Bunun daha çok dediğin gibi okul nedeniyle bir araya geldiğim kişiler için böyle olduğunu düşünüyorum yani saf görünen ve konuştuğumda da belki evet kibar olabilirim ki konuşmaya fırsatı olanlar nadirdir. Konuşmadıklarımınsa malesef beni "tınmaz ve hatta selamsız" biri olarak tanımlayacaklarını düşünüyorum ve bu da beni üzmüyor değil . Çünkü arkadaşları çok olanların yardım edeni de çok oluyor ki manevi düzen de birlik olmak üzerine kurulmuş gibi geliyor bana.
"bense kendimi insanları izleyen uzaylı gibi hissediyorum "
Ne yapıyorlar,birbirlerine nasıl davranırlar diye inceliyorum hakikaten. İlköğretimde hiç böyle değildim,çok sosyal ve sevilen biriydim açıkçası. Belki o zaman daha yükselen oğlak etkinliği başlamamıştı ne diyim
(10-18-2012 05:33 AM)Neptunian Yazılan: Arkadaş dediğin kişilerin sadece çevrendeki belki okulunla yada benzeri bir ortak bağ ile MECBURİ YANYANA GELDİĞİNİZ kişilerden oluşabileceğini düşünüyorum
Bunu arkadaş kelimesinin anlamını düşünerek mi söyledin yoksa benim karakterimin yalnızca buna imkan veriyor olabileceğine ihtimal verdiğin için mi?

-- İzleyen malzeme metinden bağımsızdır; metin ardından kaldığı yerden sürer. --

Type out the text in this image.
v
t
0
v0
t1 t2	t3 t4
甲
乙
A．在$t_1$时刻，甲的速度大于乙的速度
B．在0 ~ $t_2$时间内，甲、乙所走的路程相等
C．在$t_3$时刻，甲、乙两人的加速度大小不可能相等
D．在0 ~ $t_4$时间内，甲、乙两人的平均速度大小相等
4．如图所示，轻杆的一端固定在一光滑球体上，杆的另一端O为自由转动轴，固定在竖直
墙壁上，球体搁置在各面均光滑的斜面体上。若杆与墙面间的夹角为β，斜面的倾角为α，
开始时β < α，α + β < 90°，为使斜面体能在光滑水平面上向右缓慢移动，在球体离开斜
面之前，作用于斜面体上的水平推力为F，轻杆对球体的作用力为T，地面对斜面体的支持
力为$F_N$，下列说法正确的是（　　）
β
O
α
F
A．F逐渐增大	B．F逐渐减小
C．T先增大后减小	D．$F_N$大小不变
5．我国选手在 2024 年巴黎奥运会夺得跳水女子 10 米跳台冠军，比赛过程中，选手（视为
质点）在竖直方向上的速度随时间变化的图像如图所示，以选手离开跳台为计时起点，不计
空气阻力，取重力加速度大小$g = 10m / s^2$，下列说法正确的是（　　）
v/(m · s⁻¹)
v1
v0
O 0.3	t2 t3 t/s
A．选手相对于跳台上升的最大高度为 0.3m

Aslında benim durumum daha çok hatta bu yorumu belki de hissederek yeni yazdın,senin söylediğinin tam tersine anlaşılmam üzerine kurulu ki bugün de patlak verdi.Kimsenin benimle dalga geçtiği falan yok aslında.11. ev yayda tr mars ,10. ev akrepte tr merkür var.Zaten 1 yıldır da plüton 1. evimde mc jüpiter ve güneşle olumlu açıları var.Yani astrolojinin bizim durumumuzu yansıtan simgeler olduğunu kabul edersek günde 4-5 saat uyuyorum ve huysuzum bu yüzden belki de. Böylece rahatlıkla tartışabiliyorum ve yanımda konuşmayan bir arkadaşımı da ( çok üzülerek) bir yıldır eleştiriyorum.Aslında nedeni yok değil.Burada da belki yanlış anlaşılabilirim ama şu kadarını söylemem gerekirse; hayatınıza karanlık bir neptünyenin arkadaş olarak girdiğini düşünün.Yani dışardan inanılmaz iyiliksever bir imaj ve ağzını hiçbir şey karşısında açmayan biri ama sadece sizin bildiğiniz ve normalde sizin kötü kabul ettiğiniz bir yanı var diyelim. Herkesin kötü yanı olabilir diyerek hoşgörülüsünüz.Ama bilinçaltınız bunu kabul etmiyor ve her bir araya gelişinizde kötü bir elektrik alıyorsunuz sanki kara bir bulut gelmiş içinden çıkamıyorsunuz gibi hissediyorsunuz.Dolayısıyla, jüpiter başak eleştiri bombardımanı başlıyor...O sustukça sen daha çok konuşuyorsun ve durum çözüme kavuşmadıkça da eleştiriler devam ediyor.O ise kendisini hala bu arkadaşı için feda ediyor, susuyor ,susuyor, neyi neden söylediğimi ,ona neyi anlatmak istediğimi anlamıyor.Bana göre anlıyor ama belli etmek istemiyor , ben de somut bir şey görmedikçe deliye dönüyorum. Böylece 5 para etmez bir insana dönüşüyorum..
Bravooo..Çünkü o meleği ben hergün azarlıyorum... Dolayısıyla bir gün geliyor onu azarladığın için sen azarlanıyor oluyorsun ve hergün de ileride bu durum yüzünden kötü durumlara düşebileceğinin sıkıntısını yaşıyorsun..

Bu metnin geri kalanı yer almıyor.